L'enquête continue contre d'autres personnes peut-être impliquées dans le scandale Vatileaks.

Le père Lombardi, citant le procureur Nicola Picardi, a souligné que la magistrature s'était "trouvée devant une réalité très ample et complexe". "Nous ne pensons pas avoir terminé notre travail. L'enquête reste ouverte à l'égard d'autres personnes qui apparaissent impliquées", a-t-il dit reprenant des propos du procureur.

Deux expertises ont été effectuées par le parquet et les avocats sur l'état mental de Gabriele, jugé normal mais révélant sa fragilité, a indiqué le père Lombardi.

Le rapport d'un des experts, Tonino Cantelmi, parle de "grave malaise psychologique caractérisé par l'inquiétude, la tension, la colère, la frustration".

Les expertises ont révélé une "tragique contradiction" entre "l'intention de Gabriele de faire du bien" au pape, et "la gravité des actes accomplis" ainsi qu'une "distance" entre la figure modèle du majordome et ce qu'il a fait, a dit le père Lombardi.

Parmi les objets saisis, au milieu d'"une masse de documents entreposés dans le plus grand désordre" dans l'appartement de Gabriele, a été retrouvé un chèque de 100.000 euros adressé au pape, une pépite d'or et une édition précieuse de l'Enéïde datant de 1581, offertes au pape, selon le rapport du juge d'instruction.

Les noms des témoins qui ont été entendus pendant l'enquête ne sont pas cités dans le rapport judiciaire. "C'est un principe de réserve et de correction" à leur égard, a expliqué le porte-parole.

"Le pape a reçu ce document.
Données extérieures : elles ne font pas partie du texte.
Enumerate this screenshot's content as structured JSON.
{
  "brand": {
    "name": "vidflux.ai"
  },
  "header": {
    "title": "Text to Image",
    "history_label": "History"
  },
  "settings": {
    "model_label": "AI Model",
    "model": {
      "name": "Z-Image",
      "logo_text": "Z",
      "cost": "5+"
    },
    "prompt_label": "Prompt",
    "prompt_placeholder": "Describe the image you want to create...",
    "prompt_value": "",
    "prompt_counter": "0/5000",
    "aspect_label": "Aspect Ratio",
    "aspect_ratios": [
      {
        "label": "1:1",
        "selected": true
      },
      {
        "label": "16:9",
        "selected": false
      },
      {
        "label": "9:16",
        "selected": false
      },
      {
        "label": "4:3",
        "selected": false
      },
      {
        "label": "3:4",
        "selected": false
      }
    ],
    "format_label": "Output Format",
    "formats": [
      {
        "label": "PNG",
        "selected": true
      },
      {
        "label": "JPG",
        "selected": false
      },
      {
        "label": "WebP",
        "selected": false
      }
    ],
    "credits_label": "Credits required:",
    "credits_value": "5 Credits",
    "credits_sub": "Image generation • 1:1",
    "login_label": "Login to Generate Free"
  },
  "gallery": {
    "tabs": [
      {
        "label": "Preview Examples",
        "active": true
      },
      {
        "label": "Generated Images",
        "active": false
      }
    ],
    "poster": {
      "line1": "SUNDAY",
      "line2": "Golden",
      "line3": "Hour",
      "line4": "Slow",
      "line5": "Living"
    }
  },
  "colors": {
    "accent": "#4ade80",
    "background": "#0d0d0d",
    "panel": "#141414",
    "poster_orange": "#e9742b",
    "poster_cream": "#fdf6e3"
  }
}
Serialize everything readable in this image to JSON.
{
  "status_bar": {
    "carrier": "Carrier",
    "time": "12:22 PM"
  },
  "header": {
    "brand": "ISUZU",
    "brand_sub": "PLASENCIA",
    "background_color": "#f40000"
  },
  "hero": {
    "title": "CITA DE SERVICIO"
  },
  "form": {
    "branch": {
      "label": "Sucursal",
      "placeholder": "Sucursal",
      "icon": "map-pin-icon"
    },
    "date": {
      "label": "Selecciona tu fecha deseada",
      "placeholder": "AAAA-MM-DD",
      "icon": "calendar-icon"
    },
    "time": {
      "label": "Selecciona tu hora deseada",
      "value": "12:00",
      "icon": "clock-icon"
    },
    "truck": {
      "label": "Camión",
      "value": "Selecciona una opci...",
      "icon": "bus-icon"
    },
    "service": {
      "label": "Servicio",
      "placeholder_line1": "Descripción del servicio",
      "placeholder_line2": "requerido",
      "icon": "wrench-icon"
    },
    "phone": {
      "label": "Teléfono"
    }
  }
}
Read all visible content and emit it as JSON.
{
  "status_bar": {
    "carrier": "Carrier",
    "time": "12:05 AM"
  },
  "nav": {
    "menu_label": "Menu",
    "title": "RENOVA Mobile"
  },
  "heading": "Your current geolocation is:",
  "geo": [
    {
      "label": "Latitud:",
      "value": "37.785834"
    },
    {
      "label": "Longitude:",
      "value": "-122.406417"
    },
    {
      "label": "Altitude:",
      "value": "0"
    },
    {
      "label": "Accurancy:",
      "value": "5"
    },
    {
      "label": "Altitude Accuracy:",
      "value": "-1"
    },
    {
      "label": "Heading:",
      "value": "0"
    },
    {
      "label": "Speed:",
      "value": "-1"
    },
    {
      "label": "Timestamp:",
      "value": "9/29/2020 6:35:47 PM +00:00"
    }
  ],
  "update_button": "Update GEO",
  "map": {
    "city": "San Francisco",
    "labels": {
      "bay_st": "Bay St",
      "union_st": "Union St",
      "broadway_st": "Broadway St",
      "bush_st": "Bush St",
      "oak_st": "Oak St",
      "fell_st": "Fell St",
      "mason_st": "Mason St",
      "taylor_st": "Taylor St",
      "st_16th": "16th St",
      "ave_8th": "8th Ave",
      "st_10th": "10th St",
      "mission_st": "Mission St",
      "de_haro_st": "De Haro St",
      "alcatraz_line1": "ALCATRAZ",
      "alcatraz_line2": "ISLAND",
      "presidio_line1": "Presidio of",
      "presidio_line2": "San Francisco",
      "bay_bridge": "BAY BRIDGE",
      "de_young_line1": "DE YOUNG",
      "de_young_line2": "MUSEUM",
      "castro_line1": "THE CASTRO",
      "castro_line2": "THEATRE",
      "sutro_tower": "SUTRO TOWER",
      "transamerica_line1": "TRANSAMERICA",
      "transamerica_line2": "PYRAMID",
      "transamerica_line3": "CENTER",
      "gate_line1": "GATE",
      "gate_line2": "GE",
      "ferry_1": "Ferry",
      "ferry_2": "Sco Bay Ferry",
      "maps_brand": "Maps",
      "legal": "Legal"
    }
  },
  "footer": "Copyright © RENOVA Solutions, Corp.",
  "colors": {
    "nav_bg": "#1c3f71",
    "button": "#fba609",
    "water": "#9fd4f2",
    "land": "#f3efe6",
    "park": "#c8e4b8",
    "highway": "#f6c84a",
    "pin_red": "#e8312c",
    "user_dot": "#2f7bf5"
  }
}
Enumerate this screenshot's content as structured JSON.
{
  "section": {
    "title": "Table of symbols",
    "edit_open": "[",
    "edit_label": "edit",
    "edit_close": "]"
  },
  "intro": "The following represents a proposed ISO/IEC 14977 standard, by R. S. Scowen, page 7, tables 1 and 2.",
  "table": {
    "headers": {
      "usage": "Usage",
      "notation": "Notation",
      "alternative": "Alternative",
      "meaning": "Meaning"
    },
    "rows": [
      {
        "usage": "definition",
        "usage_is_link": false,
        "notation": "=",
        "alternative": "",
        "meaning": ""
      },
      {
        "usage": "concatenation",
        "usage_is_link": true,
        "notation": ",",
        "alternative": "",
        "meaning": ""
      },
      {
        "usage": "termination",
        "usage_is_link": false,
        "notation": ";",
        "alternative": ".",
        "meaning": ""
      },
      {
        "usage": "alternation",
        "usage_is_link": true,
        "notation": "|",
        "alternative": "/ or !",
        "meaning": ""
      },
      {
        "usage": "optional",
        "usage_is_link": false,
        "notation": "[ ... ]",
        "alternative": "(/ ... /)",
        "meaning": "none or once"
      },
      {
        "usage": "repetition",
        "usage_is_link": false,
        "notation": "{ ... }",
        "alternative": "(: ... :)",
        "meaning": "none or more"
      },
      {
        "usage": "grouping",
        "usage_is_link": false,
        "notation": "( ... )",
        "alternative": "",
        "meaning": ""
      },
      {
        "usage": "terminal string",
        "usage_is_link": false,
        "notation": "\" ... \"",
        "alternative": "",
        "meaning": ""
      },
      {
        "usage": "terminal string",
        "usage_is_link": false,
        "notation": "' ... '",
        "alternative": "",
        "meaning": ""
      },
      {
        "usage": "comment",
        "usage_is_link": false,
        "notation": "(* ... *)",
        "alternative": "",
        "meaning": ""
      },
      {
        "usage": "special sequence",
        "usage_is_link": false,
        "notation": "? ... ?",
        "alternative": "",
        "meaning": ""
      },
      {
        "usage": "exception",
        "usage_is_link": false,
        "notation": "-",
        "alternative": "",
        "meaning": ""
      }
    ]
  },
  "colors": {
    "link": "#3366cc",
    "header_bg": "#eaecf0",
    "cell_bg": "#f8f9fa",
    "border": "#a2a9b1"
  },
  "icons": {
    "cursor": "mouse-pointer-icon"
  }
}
Il y a une claire volonté de sa part de respecter les résultats de l'enquête". En conséquence, "la ligne très vraisemblable est qu'un procès public aura lieu" au Vatican, a-t-il ajouté.

Paolo Gabriele, 46 ans, arrêté le 23 mai, a été assigné à son domicile au Vatican le 21 juillet après 53 jours de détention dans une cellule du palais de justice, derrière la basilique Saint-Pierre, en l'absence de prison.

Jusqu'à présent, il était l'unique prévenu dans l'affaire Vatileaks, qui a vu des centaines de documents secrets transmis depuis janvier à des journalistes italiens.

Gabriele est accusé de s'être emparé sur le bureau de Mgr Georg Gänswein, secrétaire particulier du pape, de dizaines de lettres et courriels ultra-secrets, dont certains adressés à Joseph Ratzinger, et les avoir photocopiés pour les transmettre à l'extérieur.

Gabriele, marié et père de trois enfants, homme pieux et discret, qui a la nationalité vaticane, avait commencé à travailler pour lui en 2006 comme majordome. Il était chargé de préparer ses habits de cérémonie et l'accompagnait dans la papamobile. C'était "le premier et le dernier à voir le pape", selon des connaisseurs du Vatican. Benoît XVI a ressenti cette trahison avec douleur, selon son entourage.